Deforestation has also continued too, with over 3,300 km2 of forest destroyed so far this year.

As the scientists from Woods Hole and IPAM Amazonia report: “Already 2020 has roughly 20% more deforestation than 2019 at this point and we have to go back to 2008 to find a year with greater deforestation than 2019. Thus, 2020 is shaping up to be the worst year for deforestation in more than a decade.”

It is also shaping to be a bad year for CO2 emissions in the Amazon. “CO2 emissions committed to the atmosphere as a result of forest clearing and ongoing burning is expected to be roughly 20% higher than the same period in 2019, having increased from approximately 94 million metric tons (MMT) CO2 in 2019 to over 115 MMT CO2 in 2020,” noted Woods Hole and IPAM Amazonia.

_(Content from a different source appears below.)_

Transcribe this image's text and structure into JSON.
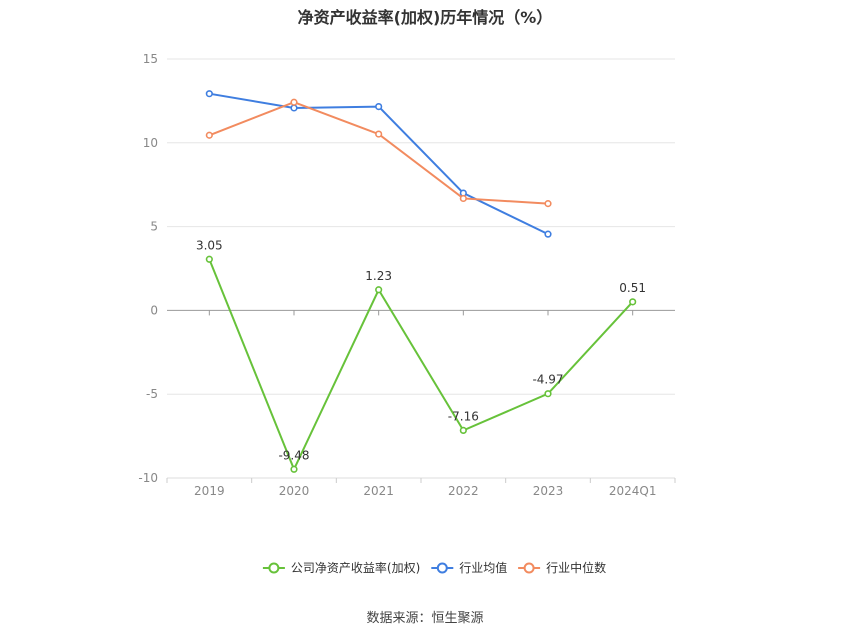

The fire situation could be made worse by the current COVID-19 pandemic, and the disastrous policies of Brazilian President, Bolsonaro, who has dismantled environmental protections in the region since taking office. Over the last two years, deforestation of the Amazon has increased 34%, with deforestation of Indigenous lands up a staggering 80%.

Brazil is already one of the worst affected countries for COVID-19. A recent report in the British Daily Telegraph warned that “a surge in incidents of respiratory problems triggered by thick clouds of ash and smoke may soon overwhelm hospitals in northwestern states, many of which are already struggling with the coronavirus pandemic.”

Many Indigenous communities made vulnerable in the Amazon face serious risks from contracting COVID-19.

An article on the Conversation website last week noted that “Data shows that Black Brazilians and Indigenous people are getting sick and dying at much higher rates.” The article quoted a recent report from Brazil’s Indigenous Environmental Institute, which concluded that “if current trends continue, 5,600 Yanomami — or 40% of their entire population — could become infected with COVID-19.”

So there are reasons to be deeply, deeply concerned. However, there may also be reasons to be extremely, cautiously, optimistic. Some thirty international investors from the USA, UK, Japan, the Netherlands, France, Brazil, Norway, Sweden, and Denmark, controlling an estimated USD 4.6 trillion have been pressuring the Brazilian Government to do more to prevent forest fires.

And under intense pressure from the investors, last week, the Brazilian government announced it would introduce a four-month fire ban in the Amazon.

Vemund Olsen, a senior advisor from the Rainforest Foundation in Norway, said, “this is potentially great news, and an important step to prevent a repeat of last year’s catastrophic forest fires, but it remains to be seen whether it will be enforced.”

The decree banning fires is set to be issued this week. But whether anything changes on the ground remains to be seen.

Meanwhile, civil society groups will be watching and demanding action from Bolsonaro’s government. Anna Jones, Head of Forests at Greenpeace, told the Telegraph, “over the next few months, unless we see strong intervention, fires will be likely to increase and engulf vast areas of forest, endangering the lives of Indigenous Peoples, wildlife and worsening the climate crisis globally.”